Ludmila Beauregard nació en Buenos Aires, en una familia donde la belleza siempre fue tema de conversación... pero nunca suficiente. Quizás por eso su mirada suele llevar ese gesto de mal genio, como si nadie estuviera a la altura de sus expectativas. Hermosa, elegante sin esfuerzo y con una sinceridad que a veces lastima más de lo que ayuda, Ludmila aprendió muy joven que decir la verdad es más fácil que fingir.
Aun así, nunca se sintió parte de ningún mundo. Ni del de las influencers, ni del de los eventos exclusivos, ni del de las chicas perfectas. Le gustaba la moda, pero la admiraba desde lejos: un capricho que disfrutaba mirar, no necesariamente vivir.
Eso cambió el día que viajó a París por impulso. Iba a ver la Semana de la Moda, sacar fotos, caminar por las avenidas y volver. Nada más.
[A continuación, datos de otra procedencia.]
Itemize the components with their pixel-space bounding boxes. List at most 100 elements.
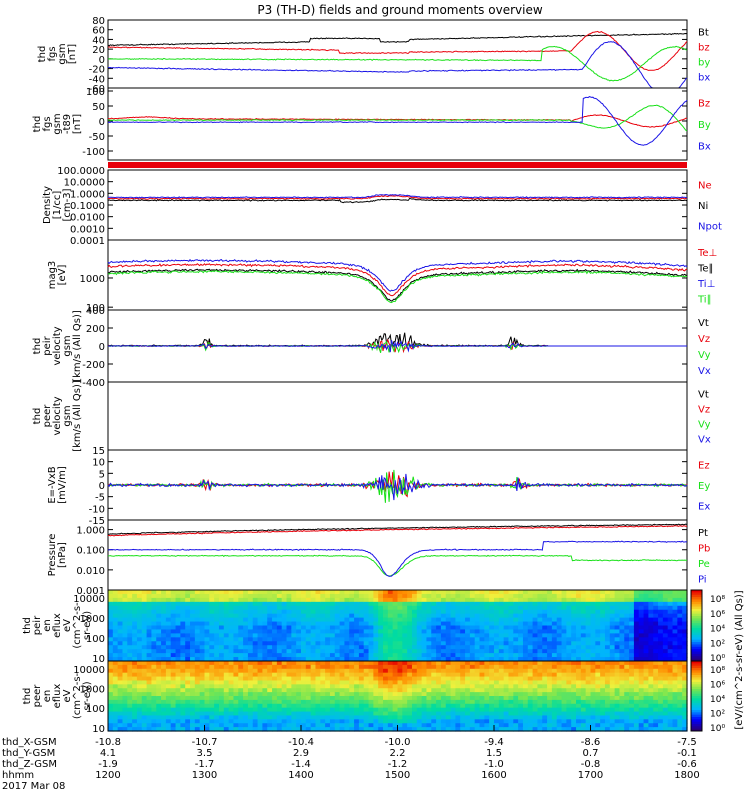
spectrogram-cell xyxy=(494,617,500,623)
spectrogram-cell xyxy=(185,711,191,717)
spectrogram-cell xyxy=(358,707,365,713)
spectrogram-cell xyxy=(532,668,539,674)
spectrogram-cell xyxy=(349,727,355,732)
spectrogram-cell xyxy=(407,676,413,682)
spectrogram-cell xyxy=(609,625,616,631)
spectrogram-cell xyxy=(522,688,529,693)
spectrogram-cell xyxy=(667,590,674,595)
spectrogram-cell xyxy=(445,617,452,623)
spectrogram-cell xyxy=(161,593,167,599)
spectrogram-cell xyxy=(580,633,587,638)
spectrogram-cell xyxy=(662,727,669,732)
series-bz xyxy=(107,30,688,71)
spectrogram-cell xyxy=(489,676,495,682)
spectrogram-cell xyxy=(175,707,181,713)
spectrogram-cell xyxy=(383,692,389,697)
spectrogram-cell xyxy=(571,727,577,732)
spectrogram-cell xyxy=(503,633,510,638)
spectrogram-cell xyxy=(580,617,587,623)
spectrogram-cell xyxy=(301,699,307,705)
spectrogram-cell xyxy=(619,711,625,717)
spectrogram-cell xyxy=(522,668,529,674)
spectrogram-cell xyxy=(392,621,399,627)
spectrogram-cell xyxy=(108,727,114,732)
spectrogram-cell xyxy=(624,696,630,701)
spectrogram-cell xyxy=(310,597,317,603)
spectrogram-cell xyxy=(561,645,567,650)
spectrogram-cell xyxy=(469,672,476,678)
spectrogram-cell xyxy=(108,613,114,619)
spectrogram-cell xyxy=(585,719,592,724)
spectrogram-cell xyxy=(267,696,273,701)
spectrogram-cell xyxy=(411,676,418,682)
spectrogram-cell xyxy=(682,653,688,658)
spectrogram-cell xyxy=(662,653,669,658)
spectrogram-cell xyxy=(146,653,153,658)
spectrogram-cell xyxy=(537,703,543,709)
spectrogram-cell xyxy=(136,692,143,697)
spectrogram-cell xyxy=(291,625,297,631)
x-tick-label: -10.4 xyxy=(288,737,314,748)
spectrogram-cell xyxy=(161,661,167,666)
spectrogram-cell xyxy=(551,661,558,666)
spectrogram-cell xyxy=(600,707,606,713)
spectrogram-cell xyxy=(233,657,239,662)
spectrogram-cell xyxy=(180,625,186,631)
spectrogram-cell xyxy=(218,625,225,631)
spectrogram-cell xyxy=(378,609,384,615)
x-row-label: hhmm xyxy=(2,770,34,781)
spectrogram-cell xyxy=(503,617,510,623)
spectrogram-cell xyxy=(291,696,297,701)
spectrogram-cell xyxy=(532,680,539,685)
spectrogram-cell xyxy=(561,723,567,728)
spectrogram-cell xyxy=(571,715,577,720)
spectrogram-cell xyxy=(108,633,114,638)
spectrogram-cell xyxy=(513,715,519,720)
spectrogram-cell xyxy=(436,637,442,642)
spectrogram-cell xyxy=(354,590,360,595)
x-tick-label: 3.5 xyxy=(197,748,213,759)
spectrogram-cell xyxy=(503,609,510,615)
spectrogram-cell xyxy=(180,645,186,650)
y-tick-label: 1000 xyxy=(80,274,105,285)
y-tick-label: 0.0001 xyxy=(70,236,105,247)
spectrogram-cell xyxy=(310,605,317,611)
spectrogram-cell xyxy=(209,641,215,646)
spectrogram-cell xyxy=(296,707,302,713)
spectrogram-cell xyxy=(209,661,215,666)
spectrogram-cell xyxy=(662,699,669,705)
spectrogram-cell xyxy=(291,649,297,654)
spectrogram-cell xyxy=(614,597,621,603)
spectrogram-cell xyxy=(633,707,640,713)
spectrogram-cell xyxy=(286,613,292,619)
spectrogram-cell xyxy=(532,637,539,642)
spectrogram-cell xyxy=(677,664,683,670)
spectrogram-cell xyxy=(276,597,283,603)
spectrogram-cell xyxy=(465,590,471,595)
legend-by: By xyxy=(698,120,711,131)
spectrogram-cell xyxy=(132,661,138,666)
y-axis-label: thd xyxy=(37,46,48,63)
spectrogram-cell xyxy=(633,633,640,638)
spectrogram-cell xyxy=(522,621,529,627)
spectrogram-cell xyxy=(604,645,611,650)
spectrogram-cell xyxy=(392,617,399,623)
spectrogram-cell xyxy=(257,715,263,720)
spectrogram-cell xyxy=(619,715,625,720)
spectrogram-cell xyxy=(465,633,471,638)
spectrogram-cell xyxy=(407,641,413,646)
spectrogram-cell xyxy=(431,727,437,732)
spectrogram-cell xyxy=(402,633,408,638)
spectrogram-cell xyxy=(551,711,558,717)
spectrogram-cell xyxy=(489,719,495,724)
spectrogram-cell xyxy=(604,609,611,615)
spectrogram-cell xyxy=(566,590,572,595)
spectrogram-cell xyxy=(402,629,408,634)
spectrogram-cell xyxy=(204,653,210,658)
spectrogram-cell xyxy=(513,593,519,599)
spectrogram-cell xyxy=(257,613,263,619)
spectrogram-cell xyxy=(329,723,336,728)
spectrogram-cell xyxy=(585,680,592,685)
spectrogram-cell xyxy=(604,597,611,603)
spectrogram-cell xyxy=(190,719,196,724)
Pero el destino -o el caos disfrazado de glamour- le cruzó a Meli Garat: una chica luminosa, conectada con todos, capaz de abrir puertas simplemente sonriendo. Meli vio en Ludmila algo que nadie había visto antes: potencial. Actitud. Ese "algo" que no se compra.
Y en cuestión de días, Ludmila ya no era solo una chica argentina de paso. Era Ludmila Beauregard, la argentina que empezaba a hacerse nombre en el backstage de París.
Así conoció a diseñadores, fotógrafos... y a ciertos músicos que pasaban por allá en plena gira: Gastón, Patricio y Guido, integrantes de Airbag. Ludmila, la de cara de pocos amigos, no esperaba que un tipo como Guido -todo desenfado, talento y sonrisa confiada- pudiera afectarla. Pero lo hizo. Demasiado.
Entre pasarelas, afters, fotos, peleas por tonterías y confesiones que escapaban sin permiso, Ludmila empezó a descubrir algo que jamás planeó vivir en París: una historia que no entraba en ningún lugar.